A lot of the people-related preparatory work for switching to a flexible office can be a bit daunting and de-humanising. Terms such as ‘stacking density’ do little to boost morale and while most organisations and individuals would like to think they measure success by results rather than time in the office, presentee-ism still prevails and being seen in the office is perceived to have promotional value.
Technology can help with this, especially as so many consumers have been ‘converted’ to mobile, but it still needs careful management.
First the devices. Now that so many expect to BYOD (Bring Your Own Device) to use at work, there are more types of devices to deal with, all with different and personal applications. User expectations are high, but still the organisation needs to secure its assets, especially data. Controls, policies and procedures need to be applied and, although user education has to be at the heart of it, automated management controls are vital to avoid costs spiralling, otherwise everyone might as well be given a desk.
Next come the networks. Most organisations have an infrastructure designed around people sat in fixed and known locations, and even desk swapping raises issues—“that’s my PC!” or “why can’t this phone ring with my incoming calls?”. Wireless networks, where they are present, are often oriented around laptops. So connectivity may be available in the places where people can sit and ‘de-camp’, but there may be insufficient coverage and capacity to deal with lower powered radios in devices such as most smartphones AND tablets.
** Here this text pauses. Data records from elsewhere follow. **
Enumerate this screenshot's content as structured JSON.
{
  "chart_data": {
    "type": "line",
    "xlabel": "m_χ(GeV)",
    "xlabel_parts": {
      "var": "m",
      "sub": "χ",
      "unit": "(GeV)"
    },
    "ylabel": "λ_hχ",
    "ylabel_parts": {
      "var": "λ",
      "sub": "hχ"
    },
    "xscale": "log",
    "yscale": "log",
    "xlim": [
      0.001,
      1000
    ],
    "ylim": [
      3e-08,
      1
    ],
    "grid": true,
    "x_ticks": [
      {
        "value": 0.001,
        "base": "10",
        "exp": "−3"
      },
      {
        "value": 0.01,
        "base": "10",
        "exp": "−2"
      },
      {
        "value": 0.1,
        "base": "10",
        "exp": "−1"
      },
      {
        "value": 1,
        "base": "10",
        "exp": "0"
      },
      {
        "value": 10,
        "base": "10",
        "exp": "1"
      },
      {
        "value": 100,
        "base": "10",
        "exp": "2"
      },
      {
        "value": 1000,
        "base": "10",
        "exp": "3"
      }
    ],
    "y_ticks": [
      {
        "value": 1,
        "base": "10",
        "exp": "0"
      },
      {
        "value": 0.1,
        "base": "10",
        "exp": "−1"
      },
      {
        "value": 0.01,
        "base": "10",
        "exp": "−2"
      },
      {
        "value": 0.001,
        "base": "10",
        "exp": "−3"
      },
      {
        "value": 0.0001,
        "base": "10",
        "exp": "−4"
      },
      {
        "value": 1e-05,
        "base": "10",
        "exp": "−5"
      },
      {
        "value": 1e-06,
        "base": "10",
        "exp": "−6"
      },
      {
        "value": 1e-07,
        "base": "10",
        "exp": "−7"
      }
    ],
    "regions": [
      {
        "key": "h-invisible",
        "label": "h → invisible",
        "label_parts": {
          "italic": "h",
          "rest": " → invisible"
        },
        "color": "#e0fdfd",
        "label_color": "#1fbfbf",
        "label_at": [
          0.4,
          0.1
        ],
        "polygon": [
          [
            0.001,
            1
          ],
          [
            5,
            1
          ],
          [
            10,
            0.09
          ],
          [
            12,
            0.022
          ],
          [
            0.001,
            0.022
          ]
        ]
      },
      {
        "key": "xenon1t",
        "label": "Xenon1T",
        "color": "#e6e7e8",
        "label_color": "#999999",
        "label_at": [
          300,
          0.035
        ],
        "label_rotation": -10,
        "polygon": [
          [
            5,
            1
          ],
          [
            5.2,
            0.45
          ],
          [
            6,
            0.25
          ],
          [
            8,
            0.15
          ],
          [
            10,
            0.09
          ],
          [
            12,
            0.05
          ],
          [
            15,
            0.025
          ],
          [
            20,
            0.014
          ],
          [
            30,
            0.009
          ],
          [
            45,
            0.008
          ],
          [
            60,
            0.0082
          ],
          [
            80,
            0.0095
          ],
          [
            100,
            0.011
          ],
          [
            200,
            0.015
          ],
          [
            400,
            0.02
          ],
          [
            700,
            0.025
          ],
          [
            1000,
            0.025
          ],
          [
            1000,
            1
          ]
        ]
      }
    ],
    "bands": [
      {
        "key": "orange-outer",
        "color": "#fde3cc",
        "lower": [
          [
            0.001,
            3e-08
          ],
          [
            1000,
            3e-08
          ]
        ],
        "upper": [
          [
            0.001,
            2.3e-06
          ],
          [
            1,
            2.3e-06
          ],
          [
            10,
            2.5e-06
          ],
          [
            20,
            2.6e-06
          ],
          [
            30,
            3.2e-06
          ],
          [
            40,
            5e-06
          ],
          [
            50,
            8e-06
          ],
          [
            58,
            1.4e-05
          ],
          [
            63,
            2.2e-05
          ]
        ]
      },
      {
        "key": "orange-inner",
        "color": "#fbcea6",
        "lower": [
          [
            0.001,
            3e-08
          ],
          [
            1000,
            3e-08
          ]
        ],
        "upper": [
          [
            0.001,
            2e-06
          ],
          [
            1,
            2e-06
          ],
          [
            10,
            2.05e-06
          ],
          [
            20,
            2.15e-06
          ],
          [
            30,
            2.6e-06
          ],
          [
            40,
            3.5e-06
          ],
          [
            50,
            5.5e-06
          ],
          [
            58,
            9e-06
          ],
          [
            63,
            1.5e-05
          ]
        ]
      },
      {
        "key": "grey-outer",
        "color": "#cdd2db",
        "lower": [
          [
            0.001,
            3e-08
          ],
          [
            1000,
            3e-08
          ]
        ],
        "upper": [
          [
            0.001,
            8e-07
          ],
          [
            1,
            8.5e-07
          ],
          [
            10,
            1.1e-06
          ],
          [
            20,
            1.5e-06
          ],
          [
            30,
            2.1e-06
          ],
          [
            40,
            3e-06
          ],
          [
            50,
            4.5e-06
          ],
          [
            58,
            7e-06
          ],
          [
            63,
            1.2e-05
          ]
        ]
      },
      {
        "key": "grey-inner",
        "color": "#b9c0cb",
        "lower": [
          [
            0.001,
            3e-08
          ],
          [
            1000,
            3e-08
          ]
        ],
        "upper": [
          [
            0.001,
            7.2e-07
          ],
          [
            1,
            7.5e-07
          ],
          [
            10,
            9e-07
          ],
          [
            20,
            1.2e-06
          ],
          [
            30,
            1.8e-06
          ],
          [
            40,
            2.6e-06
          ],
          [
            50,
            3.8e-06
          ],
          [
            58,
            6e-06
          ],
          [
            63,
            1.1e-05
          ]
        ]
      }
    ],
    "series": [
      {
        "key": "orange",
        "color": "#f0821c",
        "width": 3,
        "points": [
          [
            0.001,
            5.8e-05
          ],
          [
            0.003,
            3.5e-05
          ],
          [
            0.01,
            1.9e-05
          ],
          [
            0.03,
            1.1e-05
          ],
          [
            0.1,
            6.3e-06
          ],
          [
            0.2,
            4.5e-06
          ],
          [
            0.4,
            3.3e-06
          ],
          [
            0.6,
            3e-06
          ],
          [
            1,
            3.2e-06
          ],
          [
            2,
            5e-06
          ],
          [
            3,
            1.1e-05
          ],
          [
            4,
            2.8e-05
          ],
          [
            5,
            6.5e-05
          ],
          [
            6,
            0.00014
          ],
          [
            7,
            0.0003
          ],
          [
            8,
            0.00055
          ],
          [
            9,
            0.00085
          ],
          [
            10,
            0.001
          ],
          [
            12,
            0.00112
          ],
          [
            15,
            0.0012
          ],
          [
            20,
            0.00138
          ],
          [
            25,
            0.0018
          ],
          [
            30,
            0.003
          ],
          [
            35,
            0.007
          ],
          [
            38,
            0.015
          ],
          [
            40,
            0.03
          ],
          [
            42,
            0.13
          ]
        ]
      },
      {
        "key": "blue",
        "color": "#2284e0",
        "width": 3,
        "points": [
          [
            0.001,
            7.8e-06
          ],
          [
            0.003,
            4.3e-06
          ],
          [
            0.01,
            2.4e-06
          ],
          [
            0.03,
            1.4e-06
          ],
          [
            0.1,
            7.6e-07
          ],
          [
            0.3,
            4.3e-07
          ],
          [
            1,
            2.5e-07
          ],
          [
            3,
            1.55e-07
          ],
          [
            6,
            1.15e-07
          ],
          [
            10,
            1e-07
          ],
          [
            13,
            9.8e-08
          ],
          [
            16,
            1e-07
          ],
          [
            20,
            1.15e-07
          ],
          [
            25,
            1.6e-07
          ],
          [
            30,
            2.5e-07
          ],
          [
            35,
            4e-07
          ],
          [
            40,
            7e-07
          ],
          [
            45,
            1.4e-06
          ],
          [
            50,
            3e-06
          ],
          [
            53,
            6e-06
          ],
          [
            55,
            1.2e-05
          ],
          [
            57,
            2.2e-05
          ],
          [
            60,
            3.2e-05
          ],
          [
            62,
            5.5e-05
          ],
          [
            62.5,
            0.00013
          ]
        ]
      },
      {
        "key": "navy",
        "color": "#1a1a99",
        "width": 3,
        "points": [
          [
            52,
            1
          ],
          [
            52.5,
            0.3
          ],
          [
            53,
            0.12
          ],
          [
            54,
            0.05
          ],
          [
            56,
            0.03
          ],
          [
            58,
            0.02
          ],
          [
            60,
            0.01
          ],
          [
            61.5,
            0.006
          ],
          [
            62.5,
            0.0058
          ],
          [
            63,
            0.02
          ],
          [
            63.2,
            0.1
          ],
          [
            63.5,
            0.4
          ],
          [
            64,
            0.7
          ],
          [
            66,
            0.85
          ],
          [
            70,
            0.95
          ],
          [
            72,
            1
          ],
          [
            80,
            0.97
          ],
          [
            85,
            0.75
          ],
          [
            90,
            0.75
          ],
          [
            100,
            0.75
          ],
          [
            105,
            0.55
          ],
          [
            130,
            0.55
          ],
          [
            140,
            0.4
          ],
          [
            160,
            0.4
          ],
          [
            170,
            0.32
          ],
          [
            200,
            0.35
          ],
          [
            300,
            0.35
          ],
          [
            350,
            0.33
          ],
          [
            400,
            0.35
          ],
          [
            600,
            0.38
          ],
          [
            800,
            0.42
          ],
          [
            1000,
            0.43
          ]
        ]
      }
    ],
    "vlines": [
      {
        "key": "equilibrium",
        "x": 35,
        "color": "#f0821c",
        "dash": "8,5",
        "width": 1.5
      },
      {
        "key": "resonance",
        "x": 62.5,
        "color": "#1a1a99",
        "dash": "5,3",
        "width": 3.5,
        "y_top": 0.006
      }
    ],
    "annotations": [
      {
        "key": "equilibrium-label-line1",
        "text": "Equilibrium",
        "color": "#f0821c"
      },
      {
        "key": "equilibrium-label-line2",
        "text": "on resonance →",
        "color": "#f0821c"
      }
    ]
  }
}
The network capacity will also need to be increased, but also in a flexible, dynamic and automated way. Increased use of video and ‘chatty’, more social collaboration—good for bringing diverse and dispersed teams closer together—impacts on the network, especially if users are mobile and video usage is ad hoc and unpredictable.
In a flexible office, even the traditional desktop (yes, they’re unlikely to disappear completely just yet) is affected. The network needs to be able to cope with delivering services to different users in different places at different times. User authentication and delivery of their services to the spot they’re currently occupying requires sophisticated and predictable management.
The working world may be coming much more mobile, but in the flexible office one thing is still fixed—the need to manage everything as simply, seamlessly and automatically as possible.